En dépit de sa faiblesse, cette réglementation n’a jamais été respectée. À preuve, cette loi n’a pas abrogé les textes antérieurs. L’administration a continué à accorder des permis et à les renouveler conformément à des lois antérieures, celles de 1948, 1958, 1985, 1987, 1990…
Intervenant, en octobre 2014, lors d’un séminaire sur la corruption dans le secteur des hydrocarbures, organisé par l’Association tunisienne de lutte contre de corruption (ATLUC) et l’Institut de gestion des ressources naturelles, Mohamed Ghazi Ben Jemia, docteur en géologie et consultant dans le domaine des hydrocarbures, s’est longuement attardé sur le renouvellement des permis d’exploration non conformes au cadre légal existant ou passé. Il a cité deux exemples, celui des compagnies non soumises à la loi des hydrocarbures de 1999 et qui ont bénéficié du 3e et 4e et même pour certaines compagnies d’un 5e renouvellement avec des extensions associées alors qu’elles n’y ont pas droit légalement, et celui des compagnies soumises à la loi 1999 qui ont bénéficié du 4e renouvellement avec les extensions associées alors qu’elles n’y ont pas droit légalement.
Autrement dit : le mal réside dans la faiblesse et la réversibilité du Code des hydrocarbures.
Pour sa part, interpellé, le 3 septembre 2018, par Radio Mosaïque, Mohamed Toumi, directeur général de la société Topic qui exploiterait la concession pétrolière non validée «Hakl El Menzel», à l’origine de la décapitation du ministère de l’Energie et des Mines, est revenu sur cette réversibilité. Il a déclaré que «la société n’a rien à se reprocher… et que le problème réside dans l’interprétation des textes de lois, évoquant une différence dans le texte arabe et français».
La corruption nichée dans les loi !
C’est pourquoi, lorsqu’on entend ces soi-disant victimes de cette décapitation du ministère de l’Energie, tout autant que les anciens ministres et hauts cadres concernés, déclarer avec «agressivité» sur les plateaux des radios et télévision que «contrairement à ce qui se dit, les contrats de forage en Tunisie sont tous en parfaite conformité avec la loi et la réglementation en vigueur», personne ne peut les démentir car, dans les faits, tout est conforme à la loi. Ce qu’ils omettent toutefois de dire c’est que Ben Ali et son entourage avaient pillé le pays conformément à des lois rédigés par des juristes corrompus ou, en tout cas, complaisants et complices.

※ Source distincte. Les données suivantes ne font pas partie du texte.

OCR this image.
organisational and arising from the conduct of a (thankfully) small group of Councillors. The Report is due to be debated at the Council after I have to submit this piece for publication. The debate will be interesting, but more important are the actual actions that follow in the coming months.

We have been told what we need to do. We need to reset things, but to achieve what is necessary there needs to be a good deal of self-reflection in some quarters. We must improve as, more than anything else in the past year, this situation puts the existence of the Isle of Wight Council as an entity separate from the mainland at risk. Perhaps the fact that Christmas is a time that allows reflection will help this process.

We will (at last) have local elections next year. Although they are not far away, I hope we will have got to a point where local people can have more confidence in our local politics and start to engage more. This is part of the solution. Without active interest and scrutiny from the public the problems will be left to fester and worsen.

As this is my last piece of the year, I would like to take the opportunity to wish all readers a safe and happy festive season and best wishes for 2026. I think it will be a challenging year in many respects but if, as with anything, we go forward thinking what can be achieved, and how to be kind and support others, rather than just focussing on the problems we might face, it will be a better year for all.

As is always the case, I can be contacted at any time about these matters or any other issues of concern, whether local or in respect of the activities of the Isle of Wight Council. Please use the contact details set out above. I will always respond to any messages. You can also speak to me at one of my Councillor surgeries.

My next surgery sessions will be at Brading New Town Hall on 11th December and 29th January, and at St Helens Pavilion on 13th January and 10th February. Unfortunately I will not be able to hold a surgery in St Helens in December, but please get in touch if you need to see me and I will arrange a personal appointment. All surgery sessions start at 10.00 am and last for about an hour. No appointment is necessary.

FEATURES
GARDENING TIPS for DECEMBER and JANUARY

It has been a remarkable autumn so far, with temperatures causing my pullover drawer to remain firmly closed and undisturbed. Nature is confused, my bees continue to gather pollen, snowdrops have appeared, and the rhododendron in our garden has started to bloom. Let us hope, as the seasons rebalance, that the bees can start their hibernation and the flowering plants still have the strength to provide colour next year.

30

C’est la raison pour laquelle, nous pensons qu’en matière de lutte contre la corruption, la dénonciation et la sanction des corrompus et corrupteurs sont insuffisantes; cette lutte gagnerait à être accompagnée par une révision, dans les meilleurs délais, des législations qui régissent tous les secteurs économiques, sans distinction aucune. Elles sont toutes minées.
Par la même occasion, on doit saluer Chawki Tabib, président de l’Instance de lutte contre la corruption (Inlucc), qui est l’une des rares personnalités politiques à avoir compris la problématique. En bon juriste, à chaque fois qu’il aborde en public le dossier la corruption, l’avocat a tendance à transcender les personnes et à recommander la révision en toute urgence des lois.